По сути, я заранее пережила его смерть, отгоревала по папе, когда он был ещё живой, поэтому его уход хоть и был ударом, но я сравнительно быстро пришла в себя, и тосковала не так остро и сильно, как по маме.

А мама... Мама была землёй, воздухом, водой, моей жизнью. Она тихо и медленно угасала, но это постепенное затихание не было смертельным, таким страшным, выразительным, как у папы, не вопило о немедленном конце.

Мама кушала, пила, спала, ни на что-то не жаловалась; у неё не было пролежней; упитанная в меру, не истощённая; чистенькое тело, розовое, тёплое. Она ещё могла бы пожить. Понятно, что не годы, но до осени, до дня своего рождения дотянула бы, а то и до Нового года. На чудо, жизнь в следующем году, я уже не рассчитывала, но до осени, до декабря - думала, что получится. Не получилось.

Поэтому я не успела попрощаться с мамой заранее, не растянула это, как с папой, предварительно на дни и месяцы. Уход мамы, хоть и не был неожиданным, но всё же обрушился не вовремя, я его тогда не ожидала. Это был удар страшной силы. Ни с бабушкой, ни с папой такого я не испытывала.

Поэтому-то я и удивилась, что спустя две недели после смерти вроде как я уже отхожу, делами занимаюсь, в них забываюсь, над поильничком не рыдаю, на мамины вещи смотрю без слез, просто с тоской. Но это было обманом психики, её вывертом, качелями. Как сказал мне один человек, с которым я поделилась своим ощущением: "Пройдëт десять лет, потом двадцать - вы грустно усмехнётесь, прочитав эти свои слова про быстропроходящее горе и короткую память".

Прошло гораздо меньше времени - не десять лет, а всего 5 месяцев, и я грустно усмехнулась себе тогдашней, со своими словами об утешном горе. Недавно я была у мамы на кладбище, первый раз после похорон. Я сейчас уже не та, что была в мае, горе уже не острое, а глухое, тоскливое, я уже умею смеяться, шутить, читать и смотреть кино. Я думала, что на кладбище, где мне всегда и со всеми своими родными было легко и покойно, я, вот такая, нынешняя, уберусь, помолюсь, посижу и поеду назад.

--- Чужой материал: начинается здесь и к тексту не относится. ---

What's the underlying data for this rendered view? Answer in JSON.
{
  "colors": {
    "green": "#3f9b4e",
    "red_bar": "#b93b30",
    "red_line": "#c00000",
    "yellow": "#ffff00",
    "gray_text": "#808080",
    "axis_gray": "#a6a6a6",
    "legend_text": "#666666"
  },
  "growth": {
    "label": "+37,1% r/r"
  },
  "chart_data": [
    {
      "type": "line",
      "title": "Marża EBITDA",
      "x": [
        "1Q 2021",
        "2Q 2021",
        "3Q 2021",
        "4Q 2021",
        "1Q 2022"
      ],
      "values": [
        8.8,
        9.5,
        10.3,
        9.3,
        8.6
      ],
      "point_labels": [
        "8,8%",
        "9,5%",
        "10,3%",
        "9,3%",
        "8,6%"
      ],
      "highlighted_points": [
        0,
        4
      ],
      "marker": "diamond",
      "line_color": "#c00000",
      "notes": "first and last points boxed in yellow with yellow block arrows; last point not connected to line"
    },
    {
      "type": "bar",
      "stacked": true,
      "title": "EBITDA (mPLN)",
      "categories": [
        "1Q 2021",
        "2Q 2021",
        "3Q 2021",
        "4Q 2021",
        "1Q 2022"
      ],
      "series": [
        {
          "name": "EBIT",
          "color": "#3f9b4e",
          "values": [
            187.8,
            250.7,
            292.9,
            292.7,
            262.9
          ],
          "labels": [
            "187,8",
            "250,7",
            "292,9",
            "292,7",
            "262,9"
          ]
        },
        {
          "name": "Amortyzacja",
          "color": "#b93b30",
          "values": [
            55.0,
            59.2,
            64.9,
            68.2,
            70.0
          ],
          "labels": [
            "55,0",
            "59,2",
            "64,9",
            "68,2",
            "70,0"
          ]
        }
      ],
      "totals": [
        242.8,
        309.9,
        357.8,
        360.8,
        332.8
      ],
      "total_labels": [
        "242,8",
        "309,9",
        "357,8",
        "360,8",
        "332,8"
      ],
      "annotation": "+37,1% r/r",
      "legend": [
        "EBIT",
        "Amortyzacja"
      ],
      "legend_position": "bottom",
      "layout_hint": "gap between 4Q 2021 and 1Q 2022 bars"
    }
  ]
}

Но всё пошло не так. На подходе к кладбищу тоскливо заныло сердце. Когда я свернула на знакомую дорожку за часовней, по которой везли папу, маму, на глаза навернулись слезы. Я шла и плакала, шла и плакала. На могилке запрокинула слезы назад - не время, начала убирать, дёргать траву. Думала, в работе отвлекусь, отойду. Но работа закончилось, и всё вернулось. Я стала у маминого креста, у холмика, где лежал мой самый дорогой человек, и начала выговаривать.

- Как же так, мама, ну как же, миленькая моя?.. Ты же могла ещё пожить, до сентября хотя бы. Что же мы с тобой не справились?.. Эти операции, эта проклятая больница, где ты лежала заброшенная, мамочка, где тебя не кормили и не поили. ...А потом ты тихо, доверчиво и измученно смотрела на меня, тяжело дышала, а я не знала, чем тебе помочь, мамочка моя.

Было тепло, дул лёгкий ветер, недалеко мужчины насыпали землю в оградку. Везде холмики, кресты, цветы. Я была как будто в двух измерениях: я всё и всех видела, но оно для меня не существовало, мир сузился до двух крестов, под которыми лежали мои родители. И я поняла: горе не уйдёт, с ним просто надо учиться жить. Сейчас оно у меня как будто затаилось в маленькой каморке памяти. Иногда дверь туда вдруг внезапно распахивается, но кто-то милосердный быстро её захлопывает: "Не надо, не сейчас, потом, ты помни, не забывай, но при этом живи".